Nate frowned at her, wishing he knew what to say. Still, he’d always found that if he let her ramble on enough she usually answered her own question in some way or another. That was his great trick – he let people tell him the answers. He didn’t actually offer much advice at all.

 

“I’m not sure I follow.”

 

“I keep thinking that maybe if I stay it would just be a new way for me to not be able to have what I want from my life, and maybe it’s only fear of the unknown stopping me passing on. Which would make sense, right? Since I’m so old at this point that barely anything’s new or unexpected. But then I go the other way and I think maybe that’s dumb. Maybe I wouldn’t be sitting around pining for Justin, maybe I’d finally get over it knowing that I hadn’t failed this time … I keep spinning it all round and round in my head and I can’t work it out, I’m frickin’ dizzy at this point. I need you to tell me what to do.”

 

“I…” Nathaniel was still lost for words. She was rushed and jumbled, but even so her dilemma seemed pretty clear.

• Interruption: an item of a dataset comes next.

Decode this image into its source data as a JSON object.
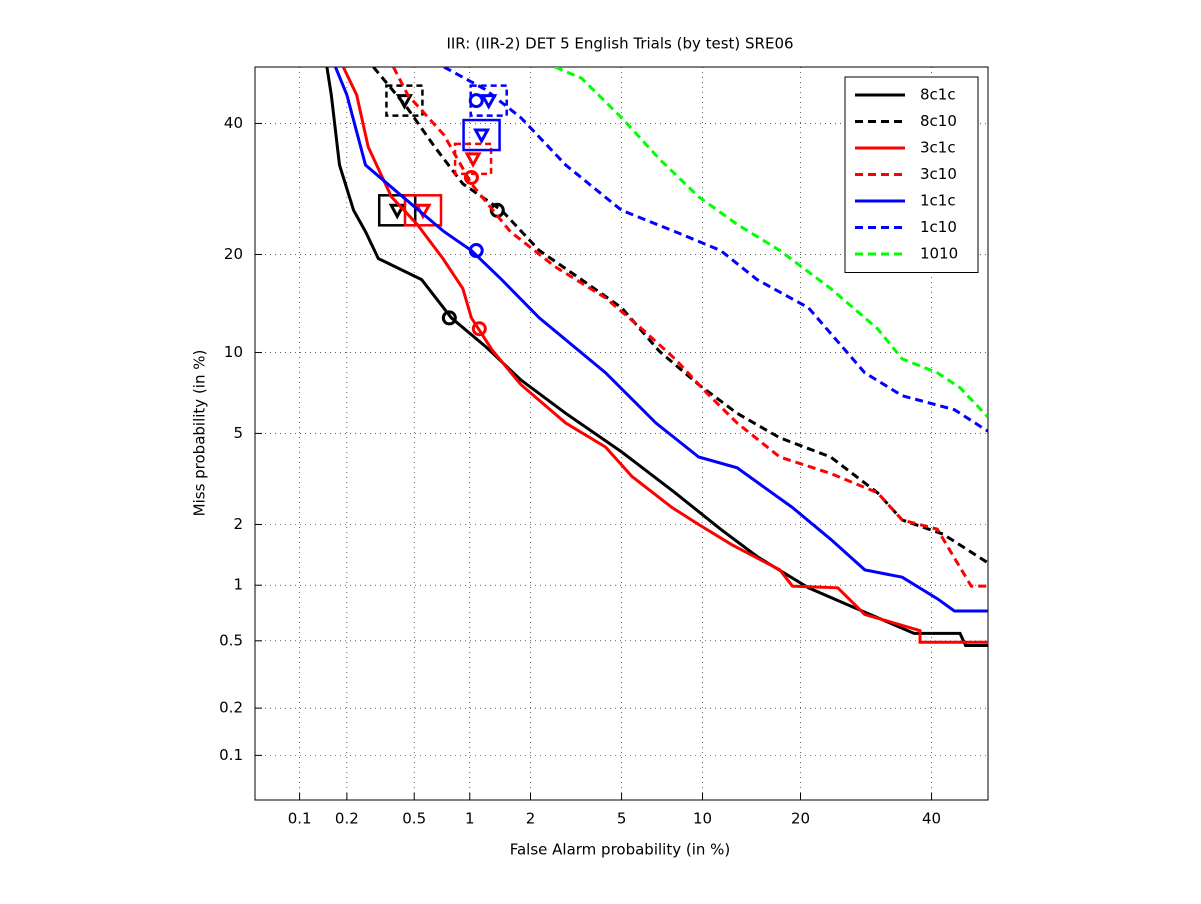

What also seemed clear was his complete inadequacy for the task. “This may sound like an obvious question but what do you actually want, Charmian? Never mind what you think is practical, what do you want?”

 

“I don’t know.” She shook her head and gazed up at the stained glass windows. “None of it makes any sense, that’s what I’m stuck on. Everything that’s happened has been about this big great love one way or another; I’m being given this chance precisely as a reward for being in love with this guy and saving him as a result. She even told me the same kind of crap you did about that, about how big a part of my being it is, but it still works out doomed. How does that follow? Dead or avenger, I still don’t wind up in the relationship that this whole fucking mess has been about. So what’s the point? If I’m not following that any more, what am I supposed to be looking at?”

 

When she picked up a discarded hymnal and threw it at the font he let the transgression slide.

 

“It’s illogical, Nate, that’s what it is! And I don’t know how to make that choice when there’s no rhyme or reason in the options!”

 

There seemed little he could add to that. When she framed it like that he had to agree – it was illogical to the point of being a nonsense. Why revolve everything around that only to discard it at such a crucial crossroads?

 

“Well. Under the circumstances I don’t think anybody could blame you for the indecision.”

 

“So you see why I need you to do your Atticus schtick so badly.”

 

Nate sighed and patted her shoulder in what he hoped was comforting fashion. “I wish I could be more help but I’m not sure what I could give you except platitudes about following your gut. I’m sorry, but I can’t tell you how to live or die.”

 

“Sure you can! You’re a priest, isn’t that supposed to be your stock and trade?”

 

Well. At least he could see death hadn’t had too much of an adverse effect. She was still a smart ass.